Patrick: [pauses] Let's just say it can be very, very challenging when you have an innovative feature in a game; there's a strong temptation to celebrate it, often by putting additional icons on the HUD or whatever. And sometimes you integrate a feature but you realise it's not as well understood by the user as you thought it would be. You go to a focus group and people say, "I don't know whether I'm crouched or if I'm standing." And suddenly you've got a crouch meter on the screen. It does tend to clutter up the HUD and create a 'gameyness' to the whole thing.
One of the things we hit on over a year ago was the idea of shock versus injury, and that gave rise to Airborne's health meter. Call of Duty had that Halo-style system where you could seek cover and recharge completely, and it was really controversial. If you read the reviews there were a lot that said it was really fake and a lot that said, "It's great - I really don't want to manage my health while I'm trying to have fun."
So as we were thinking about that, we asked, "What happens to a soldier when they're hit by a bullet?" Well the first thing is that you go into shock - in your mental space you're thinking that you're way more injured than you actually are. But you can recover from that, leaving just the injury. So we created a hybrid system that was part shock and part injury - you can recover part of the damage but there are permanent thresholds. That felt as close to the real experience as we could get.
In CoD2 and 3 it became a subconscious thing to duck behind cover and recharge. You often felt immortal because of it...
Patrick: Exactly. What you have to understand about Airborne is that we had to jettison about ten years of entrenched design dogma that had to do with linear design. Designers had literally come to their jobs every day of the week, in some cases for ten years, and built linear games. So their whole concept was of a player starting there, going there and then there. The AI would be waiting for them there and there, just like a Dungeons & Dragons module.

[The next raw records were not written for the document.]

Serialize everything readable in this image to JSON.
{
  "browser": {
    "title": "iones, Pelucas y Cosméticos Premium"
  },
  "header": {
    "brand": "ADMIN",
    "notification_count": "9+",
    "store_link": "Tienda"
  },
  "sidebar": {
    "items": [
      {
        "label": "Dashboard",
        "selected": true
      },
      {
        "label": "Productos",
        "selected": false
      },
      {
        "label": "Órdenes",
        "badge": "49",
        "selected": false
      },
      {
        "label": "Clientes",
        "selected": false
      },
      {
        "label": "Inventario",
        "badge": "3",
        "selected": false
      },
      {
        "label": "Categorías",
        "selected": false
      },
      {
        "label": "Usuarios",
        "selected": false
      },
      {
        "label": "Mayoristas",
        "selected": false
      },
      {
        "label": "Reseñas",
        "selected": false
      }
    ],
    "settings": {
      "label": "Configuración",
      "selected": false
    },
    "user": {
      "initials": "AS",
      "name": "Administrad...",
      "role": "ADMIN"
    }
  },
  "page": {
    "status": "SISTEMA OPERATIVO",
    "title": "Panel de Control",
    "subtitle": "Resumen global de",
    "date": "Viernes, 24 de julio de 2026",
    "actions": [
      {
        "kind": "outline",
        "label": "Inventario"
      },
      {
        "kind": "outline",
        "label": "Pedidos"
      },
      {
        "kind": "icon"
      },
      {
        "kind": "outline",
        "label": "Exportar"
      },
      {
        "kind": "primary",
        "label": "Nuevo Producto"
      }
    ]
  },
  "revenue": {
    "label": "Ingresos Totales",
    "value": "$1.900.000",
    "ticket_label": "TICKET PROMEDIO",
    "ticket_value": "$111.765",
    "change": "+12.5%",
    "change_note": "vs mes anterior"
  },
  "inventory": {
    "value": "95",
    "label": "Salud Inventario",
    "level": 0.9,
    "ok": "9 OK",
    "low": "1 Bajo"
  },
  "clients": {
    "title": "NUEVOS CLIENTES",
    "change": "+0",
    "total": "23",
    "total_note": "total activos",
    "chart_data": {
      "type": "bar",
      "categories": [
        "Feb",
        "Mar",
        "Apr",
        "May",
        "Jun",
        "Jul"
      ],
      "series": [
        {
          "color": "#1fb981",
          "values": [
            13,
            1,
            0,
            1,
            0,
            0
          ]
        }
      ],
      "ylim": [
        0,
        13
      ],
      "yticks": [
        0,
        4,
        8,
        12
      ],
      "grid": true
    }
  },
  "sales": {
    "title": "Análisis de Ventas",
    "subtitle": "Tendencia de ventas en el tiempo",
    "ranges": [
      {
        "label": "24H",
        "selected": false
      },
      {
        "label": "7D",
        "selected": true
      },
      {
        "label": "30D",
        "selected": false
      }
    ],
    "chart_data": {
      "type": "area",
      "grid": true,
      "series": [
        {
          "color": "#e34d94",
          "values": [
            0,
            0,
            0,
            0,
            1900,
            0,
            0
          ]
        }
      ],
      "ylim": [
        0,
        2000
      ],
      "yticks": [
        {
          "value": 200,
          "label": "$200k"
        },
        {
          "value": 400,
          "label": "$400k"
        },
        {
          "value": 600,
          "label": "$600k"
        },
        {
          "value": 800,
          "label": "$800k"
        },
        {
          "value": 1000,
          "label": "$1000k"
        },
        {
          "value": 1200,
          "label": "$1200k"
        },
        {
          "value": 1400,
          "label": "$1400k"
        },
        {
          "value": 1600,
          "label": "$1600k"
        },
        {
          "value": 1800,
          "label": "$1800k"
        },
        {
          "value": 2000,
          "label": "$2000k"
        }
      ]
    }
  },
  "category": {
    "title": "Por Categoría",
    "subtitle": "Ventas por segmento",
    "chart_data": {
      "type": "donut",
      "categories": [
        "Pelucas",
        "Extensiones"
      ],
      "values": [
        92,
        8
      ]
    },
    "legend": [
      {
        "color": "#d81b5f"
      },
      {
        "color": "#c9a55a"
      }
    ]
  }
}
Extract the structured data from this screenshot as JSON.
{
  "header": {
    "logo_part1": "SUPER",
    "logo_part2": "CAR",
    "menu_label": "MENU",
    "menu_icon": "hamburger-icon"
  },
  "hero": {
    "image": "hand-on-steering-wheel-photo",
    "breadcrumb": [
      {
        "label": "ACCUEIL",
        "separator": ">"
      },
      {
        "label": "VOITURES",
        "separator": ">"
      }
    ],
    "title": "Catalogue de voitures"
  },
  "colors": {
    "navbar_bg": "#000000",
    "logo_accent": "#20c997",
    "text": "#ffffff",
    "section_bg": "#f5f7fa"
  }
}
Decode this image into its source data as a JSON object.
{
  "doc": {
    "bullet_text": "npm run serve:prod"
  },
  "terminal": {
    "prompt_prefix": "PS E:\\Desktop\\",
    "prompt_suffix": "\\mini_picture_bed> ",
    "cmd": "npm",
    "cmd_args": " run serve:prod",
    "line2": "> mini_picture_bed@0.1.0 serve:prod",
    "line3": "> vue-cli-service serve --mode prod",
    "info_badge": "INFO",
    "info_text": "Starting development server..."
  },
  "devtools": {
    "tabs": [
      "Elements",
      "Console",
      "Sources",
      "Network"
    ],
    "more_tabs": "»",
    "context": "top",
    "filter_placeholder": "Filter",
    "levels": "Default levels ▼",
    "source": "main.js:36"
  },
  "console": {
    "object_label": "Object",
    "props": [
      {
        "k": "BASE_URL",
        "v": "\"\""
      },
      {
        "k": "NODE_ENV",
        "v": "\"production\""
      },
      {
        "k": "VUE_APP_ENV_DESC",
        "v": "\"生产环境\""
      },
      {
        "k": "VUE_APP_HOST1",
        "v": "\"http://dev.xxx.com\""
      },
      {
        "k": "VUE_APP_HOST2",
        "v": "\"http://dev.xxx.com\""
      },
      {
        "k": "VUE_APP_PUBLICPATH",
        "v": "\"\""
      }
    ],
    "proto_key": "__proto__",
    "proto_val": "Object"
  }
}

When we started on this game we said, "We don't know where the player's going to come from, he might come from that door or he may come from the sky. We need systems that can deliver all of those options." The question we asked ourselves every time was, "What really happened? How did it really work?" So when the designers protested that "the players will just break the game if they can land anywhere - they'll just bum rush through the whole level," we asked them that question. And what really happened in WWII was that the Germans had an MG42 down there and if you tried to bum rush that you'd be in pieces.
Did you look to games from other genres for ideas? Company of Heroes, for example?
Patrick: Well, what you have to bear in mind is that destructibility [like that of CoH] is a far different thing in an RTS. For one thing the fidelity of an FPS has to be a level of magnitude higher. You can walk right up to a wall and examine the individual bricks and mortar - in an RTS you don't have that level of freedom. You tend to forgive a lot more in an RTS. That said, we absolutely don't restrict ourselves to our genre or even to WWII; we're constantly looking at all kinds of games. So FEAR was an inspiration for a lot of people on Airborne, as were Halo and HL2.
Have you ever considered that the sheer number of MoH games released might be cheapening the series?
Patrick: Sometimes, yeah. At some point we'll have to rest the franchise and I don't want to make a game I don't love. So if I personally ever reach the point where I don't have a good idea, a key innovation or such, then there goes my interest. It's really not about how many products are released; it's about making sure you deliver a great one every time.
The company's been deeply supportive of that in the case of Airborne, because it's a shift, right? It's not like the games our competitors make which are just cranked out year after year. We want to make a contribution. Ultimately that's the legacy of Allied Assault and it's something we need to get back to.